Pubblichiamo brani dall’intervista di Nicola Imberti a Frank Cimini uscita sul quotidiano Il Foglio.
«La vera separazione delle carriere che la politica dovrebbe fare è quella tra giornalisti e magistrati inquirenti». Frank Cimini pronuncia la frase con leggerezza, a mo’ di battuta. Confermando la capacità, che in tanti gli riconoscono, di dire sempre quello che pensa. Soprattutto quando si tratta di magistrati. Per gli etichettatori seriali è una “voce fuori dal coro”. Fin da quando, dopo aver fatto il ferroviere e il giornalista praticante del Manifesto, entrò per la prima volta al Palazzo di Giustizia di Milano, alla fine degli anni Settanta. Poi, nel 1992, l’inizio di Tangentopoli.
Da cronista del Mattino Cimini racconta ciò che sta accadendo. Anche quello che gli altri sembrano non vedere. Anni dopo ci sarà chi scriverà di un patto tra magistrati e giornalisti. Informazioni selezionate e distribuite accuratamente alla stampa, telefonate tra i vertici dei principali quotidiani per decidere la linea, articoli che colpivano con precisione chirurgica. «In realtà – spiega al Foglio – questo meccanismo che lega inquirenti e mezzi di informazione c’è sempre stato. Soprattutto nella fase delle indagini preliminari in cui il pm è il signore assoluto. Durante Tangentopoli ci fu uno scambio. Gli editori dei ‘giornaloni’ si schierarono e ottennero l’impunità. Fu un do ut des».

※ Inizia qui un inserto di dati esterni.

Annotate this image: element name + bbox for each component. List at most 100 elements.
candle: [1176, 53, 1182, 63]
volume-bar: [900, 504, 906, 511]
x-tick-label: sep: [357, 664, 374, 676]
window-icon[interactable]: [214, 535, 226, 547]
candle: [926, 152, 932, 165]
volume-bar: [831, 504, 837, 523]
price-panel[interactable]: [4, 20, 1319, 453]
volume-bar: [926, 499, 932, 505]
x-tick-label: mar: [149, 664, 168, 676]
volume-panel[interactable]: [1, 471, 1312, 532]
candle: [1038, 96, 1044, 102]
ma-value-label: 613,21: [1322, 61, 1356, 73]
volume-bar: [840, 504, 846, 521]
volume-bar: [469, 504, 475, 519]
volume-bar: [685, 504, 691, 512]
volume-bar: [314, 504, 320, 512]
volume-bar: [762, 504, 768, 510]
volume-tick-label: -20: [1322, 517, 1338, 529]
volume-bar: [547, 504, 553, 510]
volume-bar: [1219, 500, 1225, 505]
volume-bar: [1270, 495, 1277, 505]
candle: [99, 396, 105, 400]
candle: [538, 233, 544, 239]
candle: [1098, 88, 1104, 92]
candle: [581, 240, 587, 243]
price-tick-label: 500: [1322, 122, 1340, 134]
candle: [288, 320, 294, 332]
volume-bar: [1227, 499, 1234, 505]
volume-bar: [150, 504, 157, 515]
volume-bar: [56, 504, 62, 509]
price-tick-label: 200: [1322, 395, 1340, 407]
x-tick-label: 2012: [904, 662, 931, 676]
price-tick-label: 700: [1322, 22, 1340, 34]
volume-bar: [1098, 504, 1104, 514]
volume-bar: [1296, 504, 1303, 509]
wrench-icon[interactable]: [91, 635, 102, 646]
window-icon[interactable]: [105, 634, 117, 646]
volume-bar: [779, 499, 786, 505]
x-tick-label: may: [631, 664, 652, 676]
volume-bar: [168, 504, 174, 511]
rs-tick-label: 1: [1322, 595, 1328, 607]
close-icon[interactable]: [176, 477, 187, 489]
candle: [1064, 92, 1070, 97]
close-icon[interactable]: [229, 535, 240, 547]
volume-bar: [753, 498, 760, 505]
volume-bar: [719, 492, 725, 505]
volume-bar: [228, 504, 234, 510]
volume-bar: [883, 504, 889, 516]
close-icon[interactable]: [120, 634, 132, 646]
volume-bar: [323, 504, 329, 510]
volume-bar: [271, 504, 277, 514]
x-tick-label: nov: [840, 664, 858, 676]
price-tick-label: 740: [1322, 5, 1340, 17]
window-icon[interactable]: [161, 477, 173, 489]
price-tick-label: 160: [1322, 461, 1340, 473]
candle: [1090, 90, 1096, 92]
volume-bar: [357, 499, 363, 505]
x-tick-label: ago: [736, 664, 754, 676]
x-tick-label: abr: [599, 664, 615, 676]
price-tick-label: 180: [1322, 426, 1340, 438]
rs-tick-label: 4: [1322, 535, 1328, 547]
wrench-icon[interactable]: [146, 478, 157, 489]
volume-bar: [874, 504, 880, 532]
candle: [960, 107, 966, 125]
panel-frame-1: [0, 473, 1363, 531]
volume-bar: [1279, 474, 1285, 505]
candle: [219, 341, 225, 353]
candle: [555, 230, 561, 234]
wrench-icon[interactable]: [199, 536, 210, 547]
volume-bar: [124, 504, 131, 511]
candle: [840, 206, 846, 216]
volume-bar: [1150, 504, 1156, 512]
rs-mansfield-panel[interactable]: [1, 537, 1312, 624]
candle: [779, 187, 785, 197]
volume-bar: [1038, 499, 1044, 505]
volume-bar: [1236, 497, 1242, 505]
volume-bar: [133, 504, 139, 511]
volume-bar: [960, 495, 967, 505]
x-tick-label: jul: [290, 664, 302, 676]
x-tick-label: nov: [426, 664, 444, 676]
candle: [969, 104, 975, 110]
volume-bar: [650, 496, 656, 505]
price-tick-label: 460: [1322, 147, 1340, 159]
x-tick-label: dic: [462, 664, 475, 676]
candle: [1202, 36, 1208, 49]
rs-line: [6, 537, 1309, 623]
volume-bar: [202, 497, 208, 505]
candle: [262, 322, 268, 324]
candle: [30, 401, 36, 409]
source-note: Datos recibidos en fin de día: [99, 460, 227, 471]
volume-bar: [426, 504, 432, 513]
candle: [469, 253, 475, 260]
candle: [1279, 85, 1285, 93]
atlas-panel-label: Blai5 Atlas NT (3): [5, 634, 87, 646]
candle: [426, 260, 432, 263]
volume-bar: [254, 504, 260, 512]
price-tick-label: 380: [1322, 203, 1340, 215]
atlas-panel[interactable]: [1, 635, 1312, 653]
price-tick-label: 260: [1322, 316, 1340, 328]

Insomma, per Cimini, non c’ era bisogno di sottoscrivere accordi, tutto si svolse quasi “naturalmente”. Meno “naturale” fu invece il potere che i magistrati si trovarono a gestire: «Dopo che la politica aveva affidato il compito di risolvere il problema del terrorismo, nel 1992 decisero di ‘presentare il conto’. Vedendo che la politica era debole, decisero di scardinarla. Così diventarono un potere che nessuno è più riuscito ad arginare».